Seeking to capitalize on the higher turnout of a presidential contest, and the unpopularity of Donald Trump in the state, Democrats hoped to add seats to California’s congressional delegation.
But early vote counts indicated those efforts to take what the party hoped were vulnerable Republican seats were universally unsuccessful.
The 49th District, which stretches between San Diego and Orange counties, is one of the most competitive. Early returns show a close race, with eight-term incumbent Republican Darrell Issa holding a nearly 4-point lead over Democratic challenger Doug Applegate.
Applegate brought a surprisingly strong challenge to his eight-term opponent, pressuring Issa over his support of Trump. The race has also featured nasty back-and-forth exchanges over Applegate’s marriage and Issa’s business dealings.
In the Central Valley, Democrats are targeting two seats that Republicans have held despite a voter registration disadvantage. In the 10th Congressional District around Modesto, two-term incumbent Jeff Denham is defending his seat against Democrat challenger Michael Eggman, a beekeeper who ran for the same seat in 2014. That year, Denham turned a one-point registration deficit into a 12-point victory. This year the contest is expected to be closer, due in part to Denham’s support of Trump, which has drawn local criticism.
He held a 4-point lead over Eggman at 10 p.m.

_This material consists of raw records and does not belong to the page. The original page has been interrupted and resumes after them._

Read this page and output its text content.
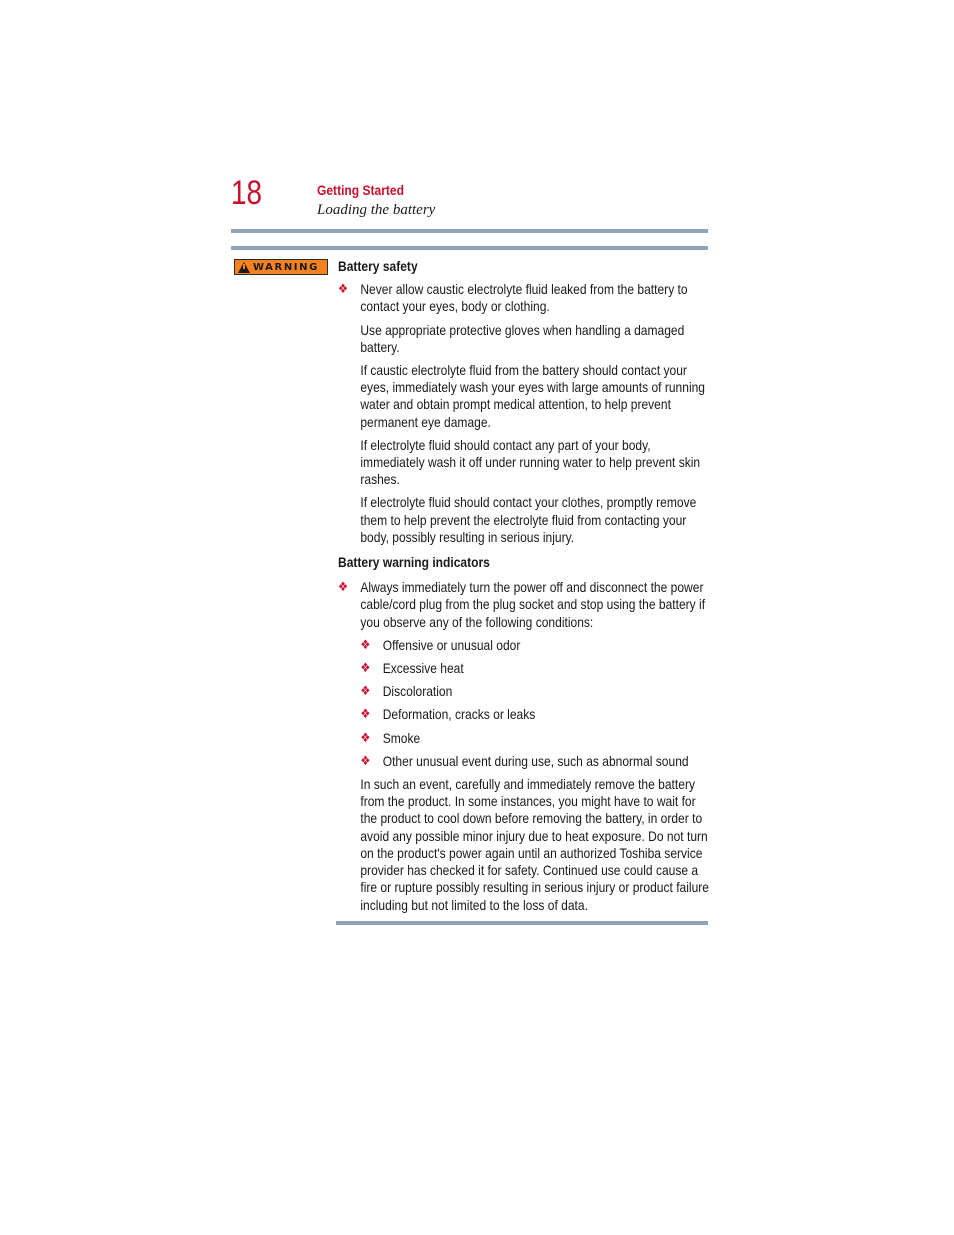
18	Getting Started
Loading the battery
WARNING Battery safety
❖ Never allow caustic electrolyte fluid leaked from the battery to contact your eyes, body or clothing.
Use appropriate protective gloves when handling a damaged battery.
If caustic electrolyte fluid from the battery should contact your eyes, immediately wash your eyes with large amounts of running water and obtain prompt medical attention, to help prevent permanent eye damage.
If electrolyte fluid should contact any part of your body, immediately wash it off under running water to help prevent skin rashes.
If electrolyte fluid should contact your clothes, promptly remove them to help prevent the electrolyte fluid from contacting your body, possibly resulting in serious injury.
Battery warning indicators
❖ Always immediately turn the power off and disconnect the power cable/cord plug from the plug socket and stop using the battery if you observe any of the following conditions:
❖ Offensive or unusual odor
❖ Excessive heat
❖ Discoloration
❖ Deformation, cracks or leaks
❖ Smoke
❖ Other unusual event during use, such as abnormal sound
In such an event, carefully and immediately remove the battery from the product. In some instances, you might have to wait for the product to cool down before removing the battery, in order to avoid any possible minor injury due to heat exposure. Do not turn on the product's power again until an authorized Toshiba service provider has checked it for safety. Continued use could cause a fire or rupture possibly resulting in serious injury or product failure including but not limited to the loss of data.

Tuesday night.
"We received overwhelming support and it’s very humbling," Denham said. "I’m very encouraged."
In the 25th District, north of Los Angeles, Democratic attorney Bryan Caforio was expected to make a showing against incumbent Republican Steve Knight, who edged past fellow Republican Tony Strickland to win his first term in 2014. Knight dropped his support of Donald Trump in early October after the release of a recording with Trump making lewd comments about women, and as of 10 p.m., he led Caforio by almost 10 points.
In the 21st Congressional District, Rep. David Valadao took a different approach with the presidential contest: He broke with Trump in June, and said he “cannot support either candidate.” Democrats outnumber Republicans by a huge margin in the district, but came away sorely disappointed after Valadao cruised to victory in 2014. The Democrats' latest challenger, Emilio Huerta, a civil rights attorney and son of United Farm Workers co-founder Dolores Huerta, appeared to be faring no better Tuesday night. Valadao held a 16.5-point lead.

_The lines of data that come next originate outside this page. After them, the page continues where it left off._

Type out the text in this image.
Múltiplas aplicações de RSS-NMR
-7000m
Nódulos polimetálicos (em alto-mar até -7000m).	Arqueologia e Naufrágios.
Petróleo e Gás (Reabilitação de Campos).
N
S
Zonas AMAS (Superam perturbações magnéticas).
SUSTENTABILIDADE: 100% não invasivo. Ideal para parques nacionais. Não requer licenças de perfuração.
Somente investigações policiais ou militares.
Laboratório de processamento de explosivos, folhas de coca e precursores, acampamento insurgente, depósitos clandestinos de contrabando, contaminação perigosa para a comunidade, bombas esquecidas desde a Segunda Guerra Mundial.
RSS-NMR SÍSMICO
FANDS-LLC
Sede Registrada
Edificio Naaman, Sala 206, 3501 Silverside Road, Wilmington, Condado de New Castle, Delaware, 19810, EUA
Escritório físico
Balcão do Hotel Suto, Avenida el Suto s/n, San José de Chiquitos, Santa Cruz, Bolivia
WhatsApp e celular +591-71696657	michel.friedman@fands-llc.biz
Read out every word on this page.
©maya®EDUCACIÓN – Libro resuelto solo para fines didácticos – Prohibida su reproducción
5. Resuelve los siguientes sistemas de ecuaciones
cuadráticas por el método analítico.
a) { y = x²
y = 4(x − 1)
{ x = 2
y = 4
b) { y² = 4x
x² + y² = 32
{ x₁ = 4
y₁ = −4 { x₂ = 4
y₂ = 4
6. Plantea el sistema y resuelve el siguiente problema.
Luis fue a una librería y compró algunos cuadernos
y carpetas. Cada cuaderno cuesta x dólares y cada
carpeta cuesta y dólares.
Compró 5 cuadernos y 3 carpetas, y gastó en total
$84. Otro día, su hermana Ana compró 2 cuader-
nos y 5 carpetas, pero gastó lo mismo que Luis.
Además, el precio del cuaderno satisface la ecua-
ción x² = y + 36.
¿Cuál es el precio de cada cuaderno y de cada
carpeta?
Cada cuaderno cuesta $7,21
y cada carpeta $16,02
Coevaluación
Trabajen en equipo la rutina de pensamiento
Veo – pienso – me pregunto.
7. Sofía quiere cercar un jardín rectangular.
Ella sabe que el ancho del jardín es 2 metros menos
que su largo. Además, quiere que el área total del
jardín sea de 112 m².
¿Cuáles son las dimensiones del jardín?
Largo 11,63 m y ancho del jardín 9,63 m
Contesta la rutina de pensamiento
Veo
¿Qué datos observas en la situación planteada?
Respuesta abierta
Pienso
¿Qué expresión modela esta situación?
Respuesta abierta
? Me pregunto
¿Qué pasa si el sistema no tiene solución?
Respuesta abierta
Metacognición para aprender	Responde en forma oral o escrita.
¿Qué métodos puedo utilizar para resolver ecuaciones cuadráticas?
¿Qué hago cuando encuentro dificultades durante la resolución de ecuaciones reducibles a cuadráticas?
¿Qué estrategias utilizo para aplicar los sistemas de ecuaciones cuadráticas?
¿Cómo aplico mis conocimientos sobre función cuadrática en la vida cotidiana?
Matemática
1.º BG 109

But it's not all bad news for California Democrats. The party's incumbent, Ami Bera, looked to be fending off Republican challenger and Sacramento County Sheriff Scott Jones in the 7th Congressional District, in Sacramento County. Returns after 10 p.m. showed Bera up by nearly 10 points.
Bera has had to fight off attacks connected to his father’s violation of election laws that resulted in a one-year prison sentence. He tried on the campaign trail and in debates to tie Jones to Donald Trump. Jones supported Trump until early October, when the video of the Republican presidential candidate's lewd conversation surfaced.
Another seat that Republicans hoped to add to their column is in Santa Barbara, where Democrat Lois Capps is retiring after 18 years in Congress. Democratic county supervisor Salud Carbajal was leading in the 24th District race, however, besting Republican businessman Justin Fareed by over 5 points in early returns. The race was one of the most expensive contests in the country.